Coddled eggs are dreamy in endless ways. The texture, the flavor, even the surprising ease of preparation. The eggs, set within a cream-filled ramekin, are cooked ever so gently in a hot water bath soaked with steam until perfectly light and tender. Whatever you do, don't lift the lid! The steam is fundamental in properly cooking the egg and filling.
You can experiment with different mix-ins, but the duo of salty ham and nutty Gruyere is a simple classic that's hard to outplay. This is also the sort of dish you can prep ahead of time and cook when you're ready, making it fail-safe when it comes to entertaining. From the sophisticated breakfast to the humble lunch, this charming dish has a place in any setting.
Gather the ingredients.
Add 4 (4-ounce) ramekins to a large high-sided pan and fill the pan with water until it reaches about three-quarters up the sides of the ramekins (this is generally around the top trim of the ramekins).
Remove the ramekins from the water. To each ramekin, add 2 tablespoons/28 grams ham and 1 tablespoon/14 grams Gruyere. Top each with 2 tablespoons of heavy cream and 1 tablespoon of milk. Season with a pinch of salt and white pepper and stir together.
Heat the pan of water over high heat until boiling. Reduce the heat until the bubbles have barely subsided.
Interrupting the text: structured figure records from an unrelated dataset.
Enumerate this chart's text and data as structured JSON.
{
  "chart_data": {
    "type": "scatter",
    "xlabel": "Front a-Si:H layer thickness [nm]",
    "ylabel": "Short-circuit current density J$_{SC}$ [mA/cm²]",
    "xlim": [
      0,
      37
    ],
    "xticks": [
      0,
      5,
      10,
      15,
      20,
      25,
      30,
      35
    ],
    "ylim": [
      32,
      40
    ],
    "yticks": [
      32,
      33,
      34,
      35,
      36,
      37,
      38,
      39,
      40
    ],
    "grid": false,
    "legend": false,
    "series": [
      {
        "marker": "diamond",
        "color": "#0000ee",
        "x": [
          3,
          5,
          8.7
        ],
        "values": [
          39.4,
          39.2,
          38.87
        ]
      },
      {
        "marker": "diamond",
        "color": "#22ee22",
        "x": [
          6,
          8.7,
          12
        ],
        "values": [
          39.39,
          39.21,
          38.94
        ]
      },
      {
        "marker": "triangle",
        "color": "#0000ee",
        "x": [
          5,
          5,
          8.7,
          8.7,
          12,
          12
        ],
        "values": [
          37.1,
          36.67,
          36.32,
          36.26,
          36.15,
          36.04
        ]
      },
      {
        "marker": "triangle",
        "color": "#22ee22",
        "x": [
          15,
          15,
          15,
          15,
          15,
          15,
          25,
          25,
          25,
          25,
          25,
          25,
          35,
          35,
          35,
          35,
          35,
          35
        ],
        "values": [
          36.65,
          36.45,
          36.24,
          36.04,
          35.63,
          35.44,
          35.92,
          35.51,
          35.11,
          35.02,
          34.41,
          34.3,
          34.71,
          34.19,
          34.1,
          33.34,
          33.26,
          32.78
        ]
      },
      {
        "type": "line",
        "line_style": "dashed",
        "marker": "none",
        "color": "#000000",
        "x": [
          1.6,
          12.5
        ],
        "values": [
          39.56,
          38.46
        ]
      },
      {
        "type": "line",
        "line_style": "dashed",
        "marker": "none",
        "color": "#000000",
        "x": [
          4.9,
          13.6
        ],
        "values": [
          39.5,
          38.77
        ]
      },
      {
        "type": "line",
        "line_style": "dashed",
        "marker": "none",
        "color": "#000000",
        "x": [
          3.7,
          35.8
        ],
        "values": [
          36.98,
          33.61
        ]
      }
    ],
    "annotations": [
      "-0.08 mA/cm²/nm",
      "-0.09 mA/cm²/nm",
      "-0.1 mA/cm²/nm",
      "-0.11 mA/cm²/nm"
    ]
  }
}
Crack an egg into each ramekin and carefully place it into the pan. Cover with a clear lid.
Cook for 10 to 11 minutes until the eggs are set with a runny yolk. For a firm yolk, cook for 13 to 14 minutes. If at any time the ramekins rattle about in the water, lower the heat.
Remove the ramekins, garnish with chives, and serve with toasted bread or soldiers.
- Avoid removing the lid from the pan during cooking. This will extinguish the steam, which is needed for cooking.
- Shallow ramekins work best for the steam to properly cook the egg and filling.